Living in the age of communities
We are all member of communities: official, such as the country we live in, the company we work for, or more informal such as the neighbourhood, religious groups, consumer organisations and our family. Between them, community members can exchange information, teach and learn, help each other with money and moral support. Because they share values or interests, community members identify with each other and feel mutual responsibility for their well-being. With respect to other communities, a community is more powerful than individual community members and can promote its values by giving examples. In addition, we can establish new communities. The emergence of a global movement against globalization is a living proof. All this applies to Western societies as well as countries in, for instance, Eastern Europe, where individualism is (still) the flavour of the day.

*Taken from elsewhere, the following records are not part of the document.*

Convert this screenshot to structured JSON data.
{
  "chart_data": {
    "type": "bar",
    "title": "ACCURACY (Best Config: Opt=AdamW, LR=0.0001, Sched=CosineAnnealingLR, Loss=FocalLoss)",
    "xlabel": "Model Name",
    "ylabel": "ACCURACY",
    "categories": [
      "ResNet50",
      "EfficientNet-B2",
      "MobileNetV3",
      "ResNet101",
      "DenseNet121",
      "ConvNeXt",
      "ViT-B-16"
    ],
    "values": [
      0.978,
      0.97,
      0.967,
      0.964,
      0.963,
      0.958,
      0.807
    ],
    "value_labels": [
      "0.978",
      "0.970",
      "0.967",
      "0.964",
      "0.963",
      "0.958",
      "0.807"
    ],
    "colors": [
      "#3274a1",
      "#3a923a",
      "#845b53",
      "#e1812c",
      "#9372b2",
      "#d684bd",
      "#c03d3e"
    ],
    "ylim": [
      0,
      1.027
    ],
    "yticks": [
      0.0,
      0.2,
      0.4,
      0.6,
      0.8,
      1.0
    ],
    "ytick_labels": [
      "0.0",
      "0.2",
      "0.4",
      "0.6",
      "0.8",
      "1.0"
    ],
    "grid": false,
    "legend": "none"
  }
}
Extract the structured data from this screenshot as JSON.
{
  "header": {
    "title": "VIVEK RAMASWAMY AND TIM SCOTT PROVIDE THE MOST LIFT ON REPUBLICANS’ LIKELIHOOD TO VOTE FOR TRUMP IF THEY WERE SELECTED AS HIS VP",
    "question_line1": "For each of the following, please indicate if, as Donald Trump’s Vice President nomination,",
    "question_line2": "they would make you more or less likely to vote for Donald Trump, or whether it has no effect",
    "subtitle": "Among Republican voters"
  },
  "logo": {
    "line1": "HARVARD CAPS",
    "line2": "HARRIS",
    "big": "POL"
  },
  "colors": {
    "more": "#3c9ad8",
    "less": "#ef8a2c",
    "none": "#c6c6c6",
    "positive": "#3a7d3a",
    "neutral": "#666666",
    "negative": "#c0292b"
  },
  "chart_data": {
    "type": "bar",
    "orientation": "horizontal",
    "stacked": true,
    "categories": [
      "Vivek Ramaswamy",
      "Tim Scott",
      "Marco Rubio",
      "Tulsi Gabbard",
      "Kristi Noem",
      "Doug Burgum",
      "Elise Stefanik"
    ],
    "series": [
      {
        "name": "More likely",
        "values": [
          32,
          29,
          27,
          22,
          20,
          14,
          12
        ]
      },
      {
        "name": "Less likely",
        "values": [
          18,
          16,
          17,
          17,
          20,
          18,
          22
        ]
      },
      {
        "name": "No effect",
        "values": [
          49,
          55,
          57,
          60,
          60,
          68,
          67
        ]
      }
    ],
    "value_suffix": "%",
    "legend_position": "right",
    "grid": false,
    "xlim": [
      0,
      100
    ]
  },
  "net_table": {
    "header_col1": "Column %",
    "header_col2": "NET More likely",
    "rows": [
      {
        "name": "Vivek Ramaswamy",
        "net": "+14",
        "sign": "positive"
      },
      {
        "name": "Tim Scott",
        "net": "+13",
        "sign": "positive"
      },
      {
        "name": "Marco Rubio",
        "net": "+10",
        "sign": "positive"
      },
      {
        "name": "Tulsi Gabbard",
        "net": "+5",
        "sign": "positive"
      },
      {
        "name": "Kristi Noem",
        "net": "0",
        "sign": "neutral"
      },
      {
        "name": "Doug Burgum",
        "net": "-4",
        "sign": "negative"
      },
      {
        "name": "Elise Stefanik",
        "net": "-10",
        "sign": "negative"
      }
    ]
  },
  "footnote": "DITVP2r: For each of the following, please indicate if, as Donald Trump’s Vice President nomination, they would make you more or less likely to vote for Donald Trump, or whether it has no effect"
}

What can we do to utilise our community membership to the benefit of the globe and the people living on it? Within existing groups, we can help other members in need and try to convince the community as a whole to ‘do the right thing’. This may sound abstract, but in fact it is easy and we can begin small scale. On a very basic level it involves little more than giving a euro to a homeless person, or to tell your brother that he should not drop his chewing gum on the street. On a higher level, Proctor & Gamble and other companies develop community programs wherever they produce. And, for those of us living in rich countries, we can use our vote in support of parties favouring development assistance.
We can also build new communities in response to emerging problems or opportunities. Again, this is easy at the local level, where we could decide to buy only local products, because we know where they come from, who sells them, who made them, et cetera. However, in a globalizing world, that may be selfish, excluding the products from poorer countries made by poorer people who are in need of a market to sell. So we can choose to buy products that benefit producers in the developing countries.
The challenge of a globalized world is to build global communities and to recognise the interests of others locally. Fortunately, globalization provides us with the physical and virtual means to meet potential members of a global community. Ironically, the anti-globalization movement is one example of a successful attempt to create a global community. Consumer action against Shell in response to the Brent Spar case is another example. But in the end, even writing a letter to a friend on the other side of the world, to ask him about what you have read about his country in the paper, helps. Establishing and maintaining such a global community enables you to understand what is really going on. It puts you in a position to inform the debate on globalization in the other communities you participate in.
To utilise the adage of one of these other champions of globalization: Just do it!
Hein Bogaard is an economist working and living in The Hague, The Netherlands, and is a member of the Junior Round Table, a program of Initiatives of Change.